O passo-fundense André Fabiani Monteiro, é Técnico em Perícias do IGP há 18 anos, prestando atendimento no município e cidades da região. Ele é um dos peritos que “abre os corpos” no Departamento Médico Legal (DML). Ao longo dos anos compreendeu a importância de sua função e, aos poucos, como ele mesmo diz foi “ressignificando” um trabalho que é emocionalmente e fisicamente exaustivo, mas que é fundamental.  

Dependendo do tipo do crime, há exames minuciosos em corpos que podem levar mais de 12 horas. “É preciso manter a atenção e entender que é um trabalho exclusivamente técnico, focado na coleta de provas e sempre sem envolvimento emocional, porque precisamos pensar com o lado profissional acima de tudo. Às vezes somos mal interpretados, mas não temos como nos ligar emocionalmente pois isso comprometeria nosso trabalho”, explica.


O passo a passo

Quando um crime acontece a Polícia Civil é acionada, vai até o local é faz o isolamento. Na sequência a perícia é chamada para fazer o trabalho de análise e depois é feita a remoção do corpo via funerária ao Posto Médico Legal. A partir de seis horas da morte a necropsia pode ser feita pelos técnicos em perícia, com auxílio do médico legista. Depois do laudo médico o corpo é liberado para a família. 

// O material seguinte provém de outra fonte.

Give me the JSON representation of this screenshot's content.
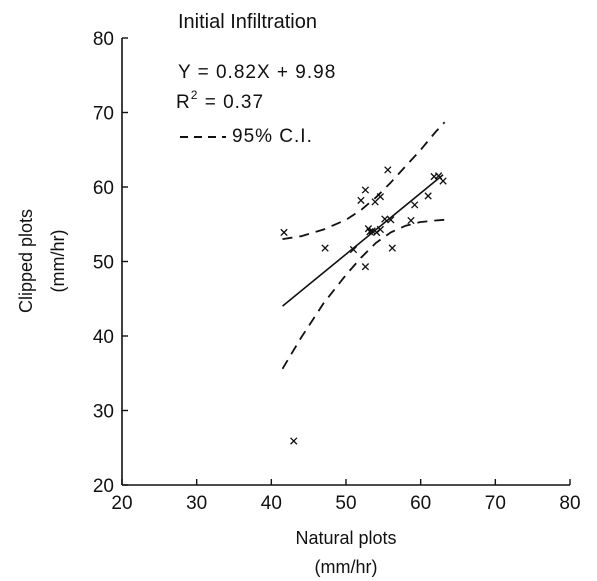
{
  "chart_data": {
    "type": "scatter",
    "title": "Initial Infiltration",
    "xlabel": [
      "Natural plots",
      "(mm/hr)"
    ],
    "ylabel": [
      "Clipped plots",
      "(mm/hr)"
    ],
    "xlim": [
      20,
      80
    ],
    "ylim": [
      20,
      80
    ],
    "xticks": [
      "20",
      "30",
      "40",
      "50",
      "60",
      "70",
      "80"
    ],
    "yticks": [
      "20",
      "30",
      "40",
      "50",
      "60",
      "70",
      "80"
    ],
    "grid": false,
    "legend": "top-left",
    "annotations": {
      "equation": "Y = 0.82X + 9.98",
      "r2_prefix": "R",
      "r2_sup": "2",
      "r2_suffix": " = 0.37",
      "ci_label": "95% C.I."
    },
    "points": {
      "marker": "x",
      "x": [
        41.7,
        47.2,
        51.0,
        52.0,
        52.6,
        52.6,
        53.0,
        53.2,
        53.5,
        53.9,
        54.1,
        54.6,
        54.6,
        55.2,
        55.6,
        56.0,
        56.2,
        58.7,
        59.2,
        61.0,
        61.8,
        62.4,
        63.0,
        43.0
      ],
      "y": [
        53.9,
        51.8,
        51.6,
        58.2,
        59.6,
        49.3,
        54.4,
        54.0,
        54.1,
        58.0,
        53.9,
        54.3,
        58.7,
        55.7,
        62.3,
        55.6,
        51.8,
        55.5,
        57.6,
        58.8,
        61.4,
        61.5,
        60.8,
        25.9
      ]
    },
    "regression": {
      "slope": 0.82,
      "intercept": 9.98,
      "x_range": [
        41.5,
        63.0
      ]
    },
    "ci_upper": {
      "x": [
        41.5,
        44,
        47,
        50,
        52,
        54,
        56,
        58,
        60,
        62,
        63.2
      ],
      "y": [
        53.0,
        53.4,
        54.3,
        55.6,
        56.9,
        58.6,
        60.6,
        62.8,
        65.0,
        67.4,
        68.7
      ]
    },
    "ci_lower": {
      "x": [
        41.5,
        44,
        47,
        50,
        52,
        54,
        56,
        58,
        60,
        62,
        63.2
      ],
      "y": [
        35.6,
        39.8,
        44.4,
        48.2,
        50.5,
        52.5,
        53.9,
        54.8,
        55.3,
        55.5,
        55.6
      ]
    }
  }
}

André conta que os peritos são literalmente os que colocam “a mão na massa”, abrem os corpos e estudam as causas da morte e registram todo o processo no sistema do IGP. “Cada caso tem seu grau de dificuldade. Em caso de uma pessoa enforcada há um padrão, onde fizemos análise que descarte a possibilidade de homicídio e partimos para a comprovação da asfixia mecânica, em casos sem indícios que justifiquem um homicídio, por exemplo. Já homicídio por arma de fogo é mais complexo, porque precisamos analisar o projétil e em casos de vários tiros precisamos verificar qual foi o que matou. Há casos em que há projéteis diferentes e o trabalho identifica o autor do homicídio, ajudando na penalização ou absolvição de um a acusado”.


Trabalho em equipe

André explica que o trabalho ultrapassa as barreiras do DML, pois há inúmeros servidores envolvidos e um trabalho minucioso de muitos colegas. “Temos quem vai à cena do crime, quem estuda o corpo, quem avalia em laboratório vários indícios. Tudo para elucidar o crime da forma mais ampla possível, com a maior quantidade de detalhes”.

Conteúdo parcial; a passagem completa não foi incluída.